The thermal-mineral waters emanate from underground reservoirs fed by rainwater which infiltrates porous ground and which is warmed by heat sources located in the depths of the soil. The water is transformed into steam and rises to the surface. The steam heats the surficial and underground water sources to generate the thermal-mineral water which is enriched by the minerals contained in the soil before rising to the surface. These waters are alkaline or acidic, containing calcium, magnesium, hydrogen carbonate, sodium, sulfur, iodine, chlorine, iron, potassium and micro elements of other active substances including radon. Ischia’s water is rich in noble elements and mineral salts: sodium, one of the basic elements for the vital activity of living beings, potassium, essential for muscle dynamics, sulphur, essential for joint elasticity and calcium, which has a sedative action on the nervous system.
The Italian Ministry of Health acknowledges medical hydrology as a bona fide practice, not alternative medicine and has published recommendations for treatment of various illnesses such as rheumatic illnesses, arthritis, osteoporosis, chronic inflammation of the sciatic nerve, inflammations of the primary respiratory tract and skin diseases.
Wellness centres & spas in Ischia also perform a number of hydrotherapy treatments, amongst which is balneotherapy, a process whereby the body is immersed in thermal water for ten to twenty minutes at a temperature of around 38° Celcius.
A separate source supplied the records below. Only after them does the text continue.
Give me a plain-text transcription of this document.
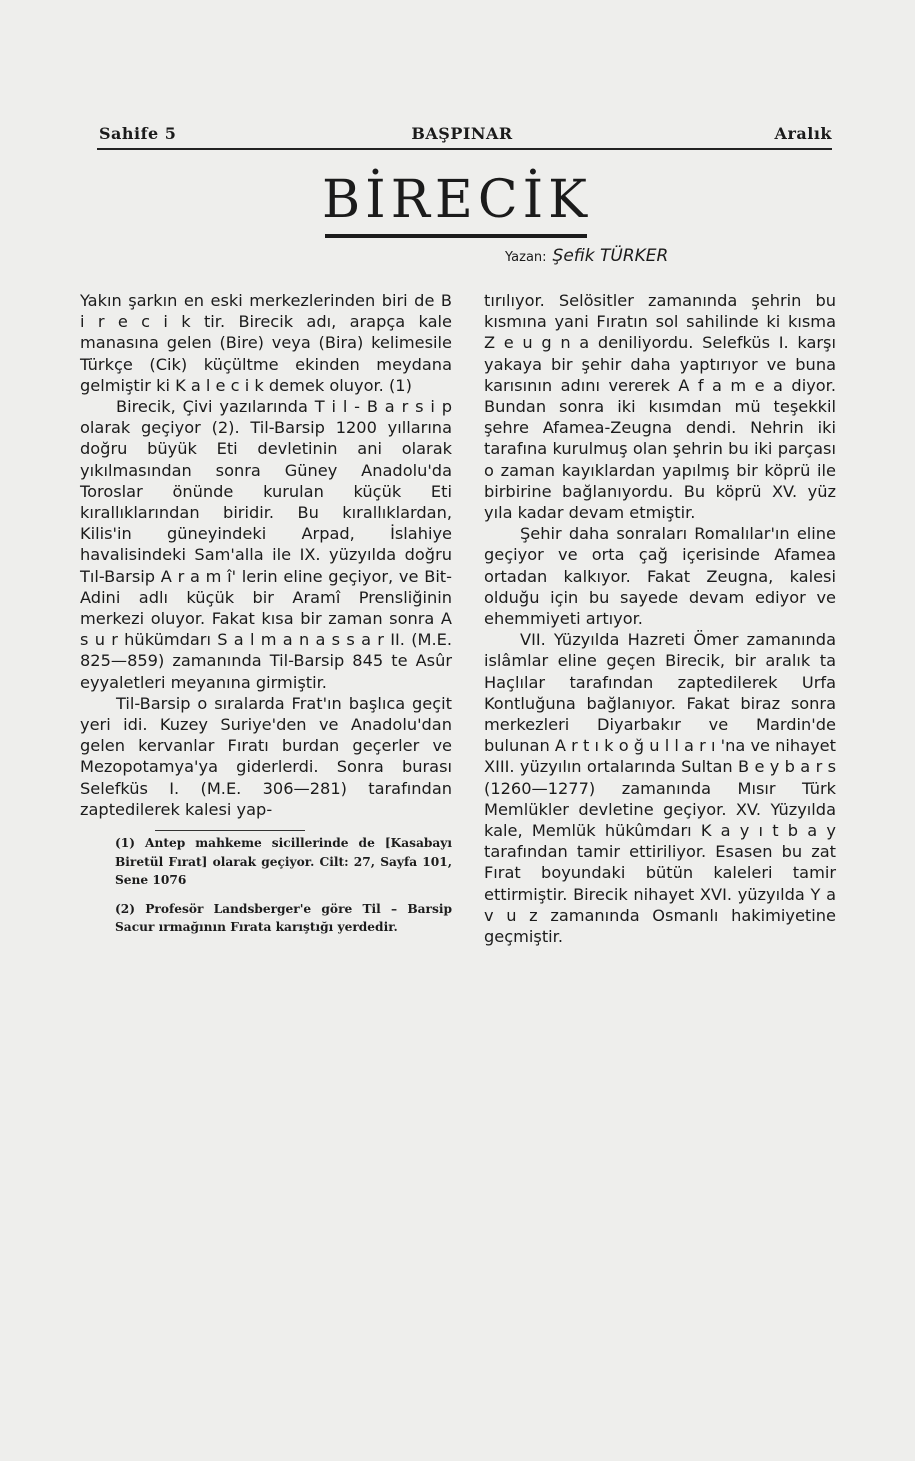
Sahife 5	BAŞPINAR	Aralık
BİRECİK
Yazan: Şefik TÜRKER

Yakın şarkın en eski merkezlerinden biri de B i r e c i k tir. Birecik adı, arapça kale manasına gelen (Bire) veya (Bira) kelimesile Türkçe (Cik) küçültme ekinden meydana gelmiştir ki K a l e c i k demek oluyor. (1)

Birecik, Çivi yazılarında T i l - B a r s i p olarak geçiyor (2). Til-Barsip 1200 yıllarına doğru büyük Eti devletinin ani olarak yıkılmasından sonra Güney Anadolu'da Toroslar önünde kurulan küçük Eti kırallıklarından biridir. Bu kırallıklardan, Kilis'in güneyindeki Arpad, İslahiye havalisindeki Sam'alla ile IX. yüzyılda doğru Tıl-Barsip A r a m î' lerin eline geçiyor, ve Bit-Adini adlı küçük bir Aramî Prensliğinin merkezi oluyor. Fakat kısa bir zaman sonra A s u r hükümdarı S a l m a n a s s a r II. (M.E. 825—859) zamanında Til-Barsip 845 te Asûr eyyaletleri meyanına girmiştir.

Til-Barsip o sıralarda Frat'ın başlıca geçit yeri idi. Kuzey Suriye'den ve Anadolu'dan gelen kervanlar Fıratı burdan geçerler ve Mezopotamya'ya giderlerdi. Sonra burası Selefküs I. (M.E. 306—281) tarafından zaptedilerek kalesi yap-

(1) Antep mahkeme sicillerinde de [Kasabayı Biretül Fırat] olarak geçiyor. Cilt: 27, Sayfa 101, Sene 1076

(2) Profesör Landsberger'e göre Til – Barsip Sacur ırmağının Fırata karıştığı yerdedir.

tırılıyor. Selösitler zamanında şehrin bu kısmına yani Fıratın sol sahilinde ki kısma Z e u g n a deniliyordu. Selefküs I. karşı yakaya bir şehir daha yaptırıyor ve buna karısının adını vererek A f a m e a diyor. Bundan sonra iki kısımdan mü teşekkil şehre Afamea-Zeugna dendi. Nehrin iki tarafına kurulmuş olan şehrin bu iki parçası o zaman kayıklardan yapılmış bir köprü ile birbirine bağlanıyordu. Bu köprü XV. yüz yıla kadar devam etmiştir.

Şehir daha sonraları Romalılar'ın eline geçiyor ve orta çağ içerisinde Afamea ortadan kalkıyor. Fakat Zeugna, kalesi olduğu için bu sayede devam ediyor ve ehemmiyeti artıyor.

VII. Yüzyılda Hazreti Ömer zamanında islâmlar eline geçen Birecik, bir aralık ta Haçlılar tarafından zaptedilerek Urfa Kontluğuna bağlanıyor. Fakat biraz sonra merkezleri Diyarbakır ve Mardin'de bulunan A r t ı k o ğ u l l a r ı 'na ve nihayet XIII. yüzyılın ortalarında Sultan B e y b a r s (1260—1277) zamanında Mısır Türk Memlükler devletine geçiyor. XV. Yüzyılda kale, Memlük hükûmdarı K a y ı t b a y tarafından tamir ettiriliyor. Esasen bu zat Fırat boyundaki bütün kaleleri tamir ettirmiştir. Birecik nihayet XVI. yüzyılda Y a v u z zamanında Osmanlı hakimiyetine geçmiştir.
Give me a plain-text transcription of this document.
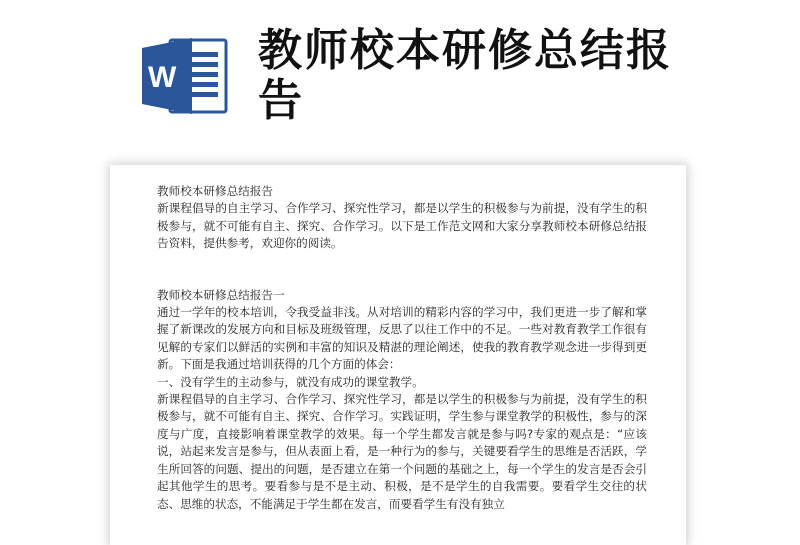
W
教师校本研修总结报告

教师校本研修总结报告

新课程倡导的自主学习、合作学习、探究性学习，都是以学生的积极参与为前提，没有学生的积极参与，就不可能有自主、探究、合作学习。以下是工作范文网和大家分享教师校本研修总结报告资料，提供参考，欢迎你的阅读。

教师校本研修总结报告一

通过一学年的校本培训，令我受益非浅。从对培训的精彩内容的学习中，我们更进一步了解和掌握了新课改的发展方向和目标及班级管理，反思了以往工作中的不足。一些对教育教学工作很有见解的专家们以鲜活的实例和丰富的知识及精湛的理论阐述，使我的教育教学观念进一步得到更新。下面是我通过培训获得的几个方面的体会：

一、没有学生的主动参与，就没有成功的课堂教学。

新课程倡导的自主学习、合作学习、探究性学习，都是以学生的积极参与为前提，没有学生的积极参与，就不可能有自主、探究、合作学习。实践证明，学生参与课堂教学的积极性，参与的深度与广度，直接影响着课堂教学的效果。每一个学生都发言就是参与吗?专家的观点是：“应该说，站起来发言是参与，但从表面上看，是一种行为的参与，关键要看学生的思维是否活跃，学生所回答的问题、提出的问题，是否建立在第一个问题的基础之上，每一个学生的发言是否会引起其他学生的思考。要看参与是不是主动、积极，是不是学生的自我需要。要看学生交往的状态、思维的状态，不能满足于学生都在发言，而要看学生有没有独立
Balneotherapy is used to treat a wide range of conditions including rheumatism, rheumatoid fibrosis, rheumatoid tendonitis, lumbar pain, fibromyositis, eczema, quiescent psoriasis, acne and various types of dermatitis.
Ischia’s thermal water is also used in the practice of aerosol therapy (to treat rhinitis, pharyngitis, tonsillitis corditis, sinusitis and bronchial syndromes), physiotherapy and various other types of hydrotherapy such as the Kneipp method. Wellness centres also provide a range of massages from basic back massages, connective tissue massages or trigger-point massages through to various Vedic or Thai techniques, peelings or even yoga sessions.
The island of Ischia is the only place on earth where nature and man’s efforts have succeeded in creating the wonders that are the thermal parks, including the largest: Giardini Poseidon, Parco Termale Negombo,Parco Termale Castiglione. In the most scenic places of the island, visitors can enjoy thermal pools of varying degrees, set in lush gardens, private beaches, traditional departments for care and services of high quality.